Так в чём же, собственно говоря, нерв постмодерна, этих условий абсолютной тьмы? Действительно, в ситуации мрака какие-то части или фрагменты этого мрака начинают восприниматься как световые кометы, как звёзды, как уличные фонари, как абажуры, и возникает произвол дубля, поскольку в условиях отсутствия световой линии, оси, меры, с которой можно было бы соотнести происходящее с нами, вокруг нас, всё что угодно может представить себя за эту линию, ось и меру. Всё что угодно начинает выдавать себя за критерий, выдавать себя за судью, за шкалу, за универсальный эквивалент. Таким образом, тематика дубля затрагивает не только сакральность и пародию на неё, но и те вещи, те фундаментальные и самые неразмываемые, самые последние норы метафизического существования, которые связаны с «новой метафизикой». И чем глубже острота проблематики «новой метафизики», тем ближе дыхание Титина к ней, и тем страшнее и опаснее зона в окружении тех существ или тех организаций, которые двигаются и мыслят в этом направлении.
Но сила Великой Пародии не своя. О обратим внимание на высказывания Генона относительно чистого количества: «чистое количество само по себе невозможно». Оно не может само по себе породить пародию Чистое количество есть тенденция спуска, это негативное мерцание вещи, или как говорили Святые Отцы – зло есть не самостоятельная реальность, это «умаление добра». В чистом виде количество, которое захлёстывает человечество даже не так опасно, оно становится опасным тогда, когда это количество похищает световые эйдосы, световые энергии метафизики, и особенно и уже финально, решающе опасным оно становится тогда, когда создаёт дубль Радикального Субъекта и новой метафизики.
Теперь можно рассмотреть вопрос, на который, кстати, некоторые мои последователи давно пытались меня подбить, чтобы я поднял эту тему. Уже скоро два десятилетия, как я избегаю это делать. Сейчас я считаю, что её можно ее поднять – это проблема традиционализма в эпоху постмодерна, в эпоху Великой Пародии. Дело в том, что критика современного мира со стороны традиционализма – это вещь вполне логичная и когерентная, она представлена традиционалистской школой и на сегодня свою программу завершила.
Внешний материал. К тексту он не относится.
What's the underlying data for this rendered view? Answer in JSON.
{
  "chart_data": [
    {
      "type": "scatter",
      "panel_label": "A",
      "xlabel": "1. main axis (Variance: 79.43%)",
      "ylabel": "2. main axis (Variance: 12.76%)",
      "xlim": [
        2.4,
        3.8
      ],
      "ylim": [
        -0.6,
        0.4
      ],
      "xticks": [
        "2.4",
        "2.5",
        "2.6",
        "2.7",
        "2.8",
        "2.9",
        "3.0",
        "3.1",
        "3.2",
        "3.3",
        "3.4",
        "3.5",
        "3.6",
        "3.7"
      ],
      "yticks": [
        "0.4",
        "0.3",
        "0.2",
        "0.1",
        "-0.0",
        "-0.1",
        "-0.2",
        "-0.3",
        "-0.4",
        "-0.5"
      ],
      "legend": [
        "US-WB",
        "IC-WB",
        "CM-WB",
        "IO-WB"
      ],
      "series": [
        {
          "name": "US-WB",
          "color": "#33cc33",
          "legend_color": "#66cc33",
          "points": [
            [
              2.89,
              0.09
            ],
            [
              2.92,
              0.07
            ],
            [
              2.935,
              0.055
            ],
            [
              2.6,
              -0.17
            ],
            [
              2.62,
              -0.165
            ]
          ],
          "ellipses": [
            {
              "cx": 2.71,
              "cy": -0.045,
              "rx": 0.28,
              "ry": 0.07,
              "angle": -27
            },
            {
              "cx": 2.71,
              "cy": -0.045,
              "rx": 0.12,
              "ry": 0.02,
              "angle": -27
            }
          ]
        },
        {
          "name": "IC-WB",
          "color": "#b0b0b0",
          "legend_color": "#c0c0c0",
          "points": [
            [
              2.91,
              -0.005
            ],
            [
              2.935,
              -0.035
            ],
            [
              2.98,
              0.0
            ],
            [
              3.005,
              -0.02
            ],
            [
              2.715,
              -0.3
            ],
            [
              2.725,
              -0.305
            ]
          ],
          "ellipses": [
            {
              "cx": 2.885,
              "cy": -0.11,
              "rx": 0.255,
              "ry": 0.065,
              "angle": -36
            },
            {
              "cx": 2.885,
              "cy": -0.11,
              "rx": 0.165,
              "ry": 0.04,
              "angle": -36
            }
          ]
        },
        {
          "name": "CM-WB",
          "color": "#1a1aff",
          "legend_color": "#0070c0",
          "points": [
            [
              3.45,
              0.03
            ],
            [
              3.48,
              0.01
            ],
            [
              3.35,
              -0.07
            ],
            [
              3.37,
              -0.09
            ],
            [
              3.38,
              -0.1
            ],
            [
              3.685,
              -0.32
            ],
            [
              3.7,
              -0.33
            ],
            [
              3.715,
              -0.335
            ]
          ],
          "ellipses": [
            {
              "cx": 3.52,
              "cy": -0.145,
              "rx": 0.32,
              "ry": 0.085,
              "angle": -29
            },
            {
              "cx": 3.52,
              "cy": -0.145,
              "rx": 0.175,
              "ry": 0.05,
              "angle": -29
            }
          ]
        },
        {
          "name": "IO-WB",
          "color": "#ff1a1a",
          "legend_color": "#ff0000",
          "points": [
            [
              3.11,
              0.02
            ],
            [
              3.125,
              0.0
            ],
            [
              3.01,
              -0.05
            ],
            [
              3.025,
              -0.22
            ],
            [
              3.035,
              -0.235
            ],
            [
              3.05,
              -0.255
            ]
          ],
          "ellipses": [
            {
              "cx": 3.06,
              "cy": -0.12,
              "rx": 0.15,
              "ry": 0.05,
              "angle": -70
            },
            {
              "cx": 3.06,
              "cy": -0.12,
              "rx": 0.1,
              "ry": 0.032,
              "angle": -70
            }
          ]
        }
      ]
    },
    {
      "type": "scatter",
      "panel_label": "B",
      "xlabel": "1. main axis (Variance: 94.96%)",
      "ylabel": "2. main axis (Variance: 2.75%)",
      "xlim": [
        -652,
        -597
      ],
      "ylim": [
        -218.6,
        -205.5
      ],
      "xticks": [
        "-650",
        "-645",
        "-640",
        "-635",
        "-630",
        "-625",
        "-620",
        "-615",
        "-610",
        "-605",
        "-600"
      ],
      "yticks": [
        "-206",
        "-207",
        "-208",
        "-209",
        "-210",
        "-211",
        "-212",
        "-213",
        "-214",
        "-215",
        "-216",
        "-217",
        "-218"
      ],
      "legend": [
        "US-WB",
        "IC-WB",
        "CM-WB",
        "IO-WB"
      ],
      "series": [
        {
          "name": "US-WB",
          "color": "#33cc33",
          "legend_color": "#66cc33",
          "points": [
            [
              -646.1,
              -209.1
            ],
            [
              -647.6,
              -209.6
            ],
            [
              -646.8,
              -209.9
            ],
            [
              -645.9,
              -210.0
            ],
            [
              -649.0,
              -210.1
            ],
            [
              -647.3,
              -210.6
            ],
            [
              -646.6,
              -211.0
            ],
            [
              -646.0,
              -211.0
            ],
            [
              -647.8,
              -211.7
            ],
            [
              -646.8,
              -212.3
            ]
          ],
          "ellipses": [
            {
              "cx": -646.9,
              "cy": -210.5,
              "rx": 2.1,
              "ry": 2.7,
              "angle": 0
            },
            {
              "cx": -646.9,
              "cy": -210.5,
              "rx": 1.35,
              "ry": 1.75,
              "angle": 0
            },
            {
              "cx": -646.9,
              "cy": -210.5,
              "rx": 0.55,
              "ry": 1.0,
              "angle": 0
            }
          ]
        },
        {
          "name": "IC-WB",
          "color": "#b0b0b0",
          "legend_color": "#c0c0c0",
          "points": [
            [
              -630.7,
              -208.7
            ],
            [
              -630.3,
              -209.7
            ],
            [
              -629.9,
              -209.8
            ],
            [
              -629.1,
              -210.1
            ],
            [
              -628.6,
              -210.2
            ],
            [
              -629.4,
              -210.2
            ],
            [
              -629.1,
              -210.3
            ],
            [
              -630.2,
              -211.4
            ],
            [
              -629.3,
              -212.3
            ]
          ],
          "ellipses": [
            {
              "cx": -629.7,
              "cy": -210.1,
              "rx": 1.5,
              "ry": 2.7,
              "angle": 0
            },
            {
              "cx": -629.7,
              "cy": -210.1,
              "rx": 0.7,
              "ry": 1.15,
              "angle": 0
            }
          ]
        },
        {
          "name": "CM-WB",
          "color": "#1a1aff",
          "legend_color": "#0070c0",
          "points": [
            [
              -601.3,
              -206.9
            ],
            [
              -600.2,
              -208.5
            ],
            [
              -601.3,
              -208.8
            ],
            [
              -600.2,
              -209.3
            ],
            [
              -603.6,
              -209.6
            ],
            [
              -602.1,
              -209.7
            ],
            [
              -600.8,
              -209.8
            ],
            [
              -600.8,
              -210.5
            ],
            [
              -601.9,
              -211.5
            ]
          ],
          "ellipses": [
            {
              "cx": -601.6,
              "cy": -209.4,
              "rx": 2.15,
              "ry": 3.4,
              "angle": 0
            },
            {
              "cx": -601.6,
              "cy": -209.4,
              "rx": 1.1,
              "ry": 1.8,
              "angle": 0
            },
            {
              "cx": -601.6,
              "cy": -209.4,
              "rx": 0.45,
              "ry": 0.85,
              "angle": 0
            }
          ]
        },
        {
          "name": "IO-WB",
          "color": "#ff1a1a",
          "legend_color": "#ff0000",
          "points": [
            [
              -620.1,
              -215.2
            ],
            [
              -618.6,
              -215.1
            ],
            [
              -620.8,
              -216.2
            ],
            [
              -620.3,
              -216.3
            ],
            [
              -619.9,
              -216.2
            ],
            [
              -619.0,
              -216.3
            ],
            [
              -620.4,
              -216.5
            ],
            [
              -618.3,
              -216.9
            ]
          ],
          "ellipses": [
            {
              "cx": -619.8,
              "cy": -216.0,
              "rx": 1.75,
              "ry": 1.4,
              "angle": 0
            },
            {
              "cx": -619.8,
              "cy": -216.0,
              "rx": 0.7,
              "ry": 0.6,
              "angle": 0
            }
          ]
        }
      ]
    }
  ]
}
Это безукоризненная позиция Генона, Эволы, Буркхардта и других традиционалистов. Но изменение онтологических условий ставит задачу переформулирования традиционализма в эпоху принципиально новую эпоху, с иными онтологическими векторами. Сегодня простое и прямолинейное воспроизводство тех традиционалистских рецептов, с которыми мы имели дело, когда модерн только кончался, но ещё не кончился, уже само по себе превращается в нечто странное, во что-то не то... И наоборот, то, что было маргинальным и странным в традиционализме, в частности, замечательный Жан Парвулеско, становится сегодня, в эпоху Великой Пародии, пожалуй, наиболее актуальным и центральным.
Я бы хотел сформулировать тезисно несколько задач традиционализма в эпоху Великой Пародии.
Я глубоко убеждён, что должен произойти переход и фундаментальный сдвиг к фиксации на теме Радикального Субъекта и на эсхатологической проблематике. Без этого любое рециклирование традиционалистского дискурса приведёт нас в к какому-то телевидению, к какой-то совершенно не ценной и даже двусмысленной вещи. Это первое. Необходимо фиксироваться на новых горизонтах новой метафизики.
Второе. Необходимо делать это на свой страх и риск, т.е. как бы в отрыве от белого треугольника. Скромность традиционализма в эпоху постмодерна, а традиционализм – всегда очень скромная реальность, должна заключаться в том, что, действительно, мы не можем кичиться и бравировать принадлежностью к Традиции. Вернее мы можем принадлежать к Традиции или думать, что принадлежим, но мы не вправе, строго говоря, это декларировать даже перед самими собой. Мы должны отстаивать позиции Радикального Субъекта даже в том случае, если у нас нет никакого ни внешнего, ни внутреннего подтверждения того, что мы имеем на это хоть какое-то основание. Иными словами, речь идёт об абсолютно волюнтаристическом акте. Если вы внимательно следили за тем, что я говорил, то вы понимаете, на грани чего мы в таком случае оказываемся... В этом нерв. В этом и риск. «Ведь Лев Христос, но Лев и …» -- сами понимаете кто…
Дальнейшая задача – это облечь систему новых метафизических интуиций в терминологию, в слова. Мы знаем, что слово в Традиции играло фундаментальную роль. Слово было само по себе неким сгустком духа, к которому тянулось множество вещей из реального мира и растворялось в нем. Слово было первичным, и к нему тяготели, стремясь раствориться в нём, интегрироваться в него предметы и явления.